Posición de los votos disidentes, de la Presidenta, Ministra Sra. Brahm, y de los Ministros, Sr. Letelier, Sra. Silva, y Sr. Fernández, que estuvieron por rechazar el requerimiento

1. El legislador, igual que toda autoridad, se encuentra facultado para efectuar tratos diferenciados, siempre que obedezcan a motivos objetivos y razonables.

2. La habilitación profesional no se refiere al reconocimiento de título de médico cirujano, sino que al ejercicio de su especialidad o subespecialidad que le fuere certificada, y solamente para el sector público, pues precisamente lo que se busca es la disminución de la falta de especialistas en dicho sector.

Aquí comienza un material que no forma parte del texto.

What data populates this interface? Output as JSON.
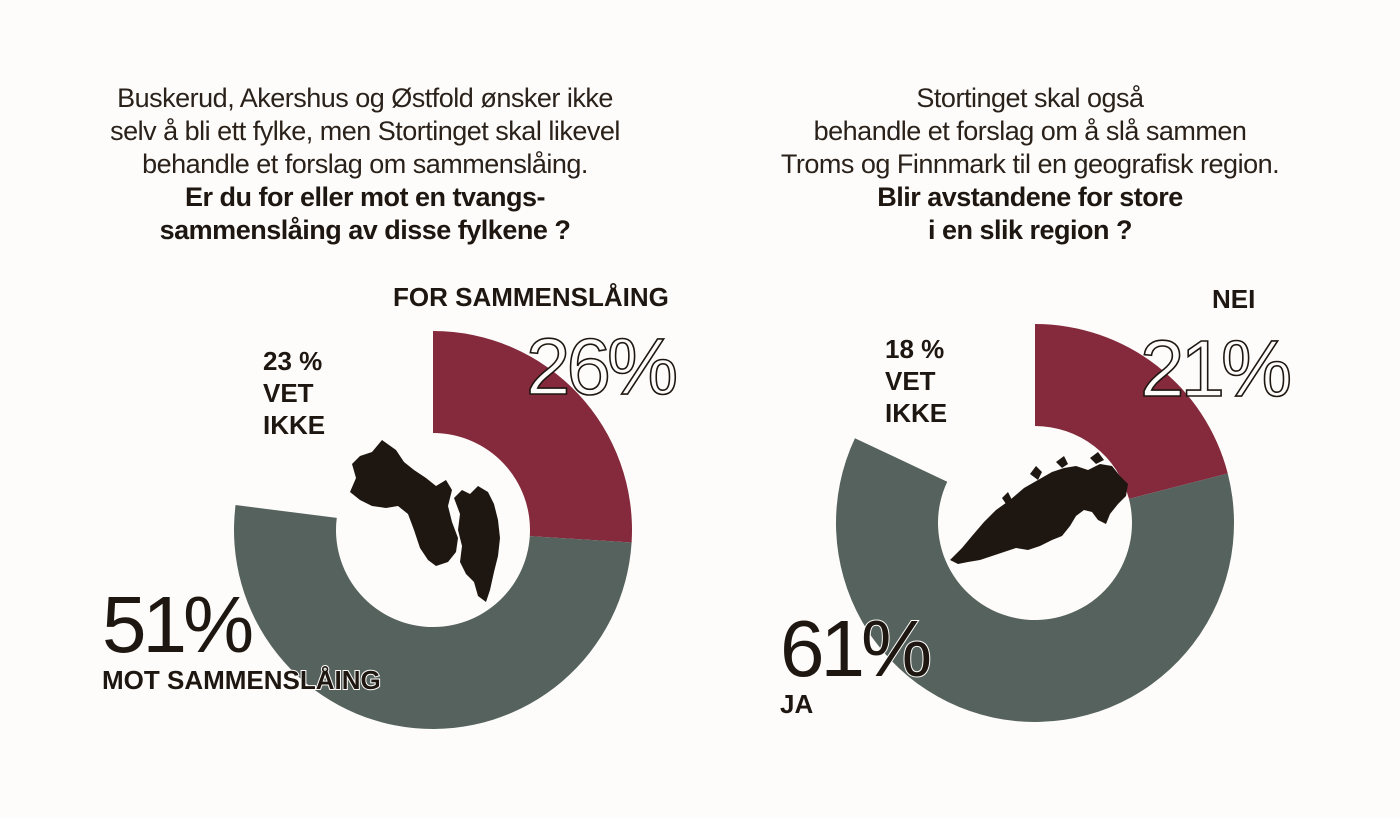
{
  "colors": {
    "red": "#842a3c",
    "gray": "#55625e",
    "map": "#1e1610",
    "background": "#fdfcfa"
  },
  "chart_data": [
    {
      "type": "pie",
      "question_lines": [
        "Buskerud, Akershus og Østfold ønsker ikke",
        "selv å bli ett fylke, men Stortinget skal likevel",
        "behandle et forslag om sammenslåing."
      ],
      "question_bold_lines": [
        "Er du for eller mot en tvangs-",
        "sammenslåing av disse fylkene ?"
      ],
      "slices": [
        {
          "label": "FOR SAMMENSLÅING",
          "value": 26,
          "value_text": "26%",
          "color": "#842a3c"
        },
        {
          "label": "MOT SAMMENSLÅING",
          "value": 51,
          "value_text": "51%",
          "color": "#55625e"
        },
        {
          "label": "VET IKKE",
          "value": 23,
          "value_text": "23 %",
          "lines": [
            "23 %",
            "VET",
            "IKKE"
          ],
          "color": "none"
        }
      ],
      "map": "buskerud-akershus-ostfold-map"
    },
    {
      "type": "pie",
      "question_lines": [
        "Stortinget skal også",
        "behandle et forslag om å slå sammen",
        "Troms og Finnmark til en geografisk region."
      ],
      "question_bold_lines": [
        "Blir avstandene for store",
        "i en slik region ?"
      ],
      "slices": [
        {
          "label": "NEI",
          "value": 21,
          "value_text": "21%",
          "color": "#842a3c"
        },
        {
          "label": "JA",
          "value": 61,
          "value_text": "61%",
          "color": "#55625e"
        },
        {
          "label": "VET IKKE",
          "value": 18,
          "value_text": "18 %",
          "lines": [
            "18 %",
            "VET",
            "IKKE"
          ],
          "color": "none"
        }
      ],
      "map": "troms-finnmark-map"
    }
  ]
}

3. La restricción impuesta por la norma jurídica censurada se ajusta a la realidad sanitaria, pues las funciones médicas en el sector público se ejecutan entre grupos de profesionales, lo que permite controlar la idoneidad del desempeño profesional y la aplicación correcta de la lex artis. Por el contrario, en el ámbito privado el ejercicio de la labor de los médicos se concentra en el profesional mismo a través de la consulta, sin que exista una fiscalización acerca de la idoneidad del mismo, abriéndose un mayor riesgo en el diagnóstico, prescripción de fármacos y procedimientos indicados.

4. Por ende, existen motivos atendibles y razonables tras el precepto legal impugnado; el principio de razonabilidad encuentra pleno asidero en éste y se ajusta a los criterios admitidos constitucionalmente para aceptar y considerar el que se está ante un trato diferenciador justificado, que no vulnera la igualdad ante la ley.

5. La norma reprochada se ajusta íntegramente a la garantía de la libertad de trabajo, atendido a que la limitación que impone dice relación con la salud en lo relativo a las competencias profesionales para ejercer la ciencia médica, basando la discrecionalidad en que el médico, al que se le ha reconocido su especialidad o subespecialidad, no ha acreditado su capacidad e idoneidad en su profesión, la cual sólo podrá probarla rindiendo el examen correspondiente.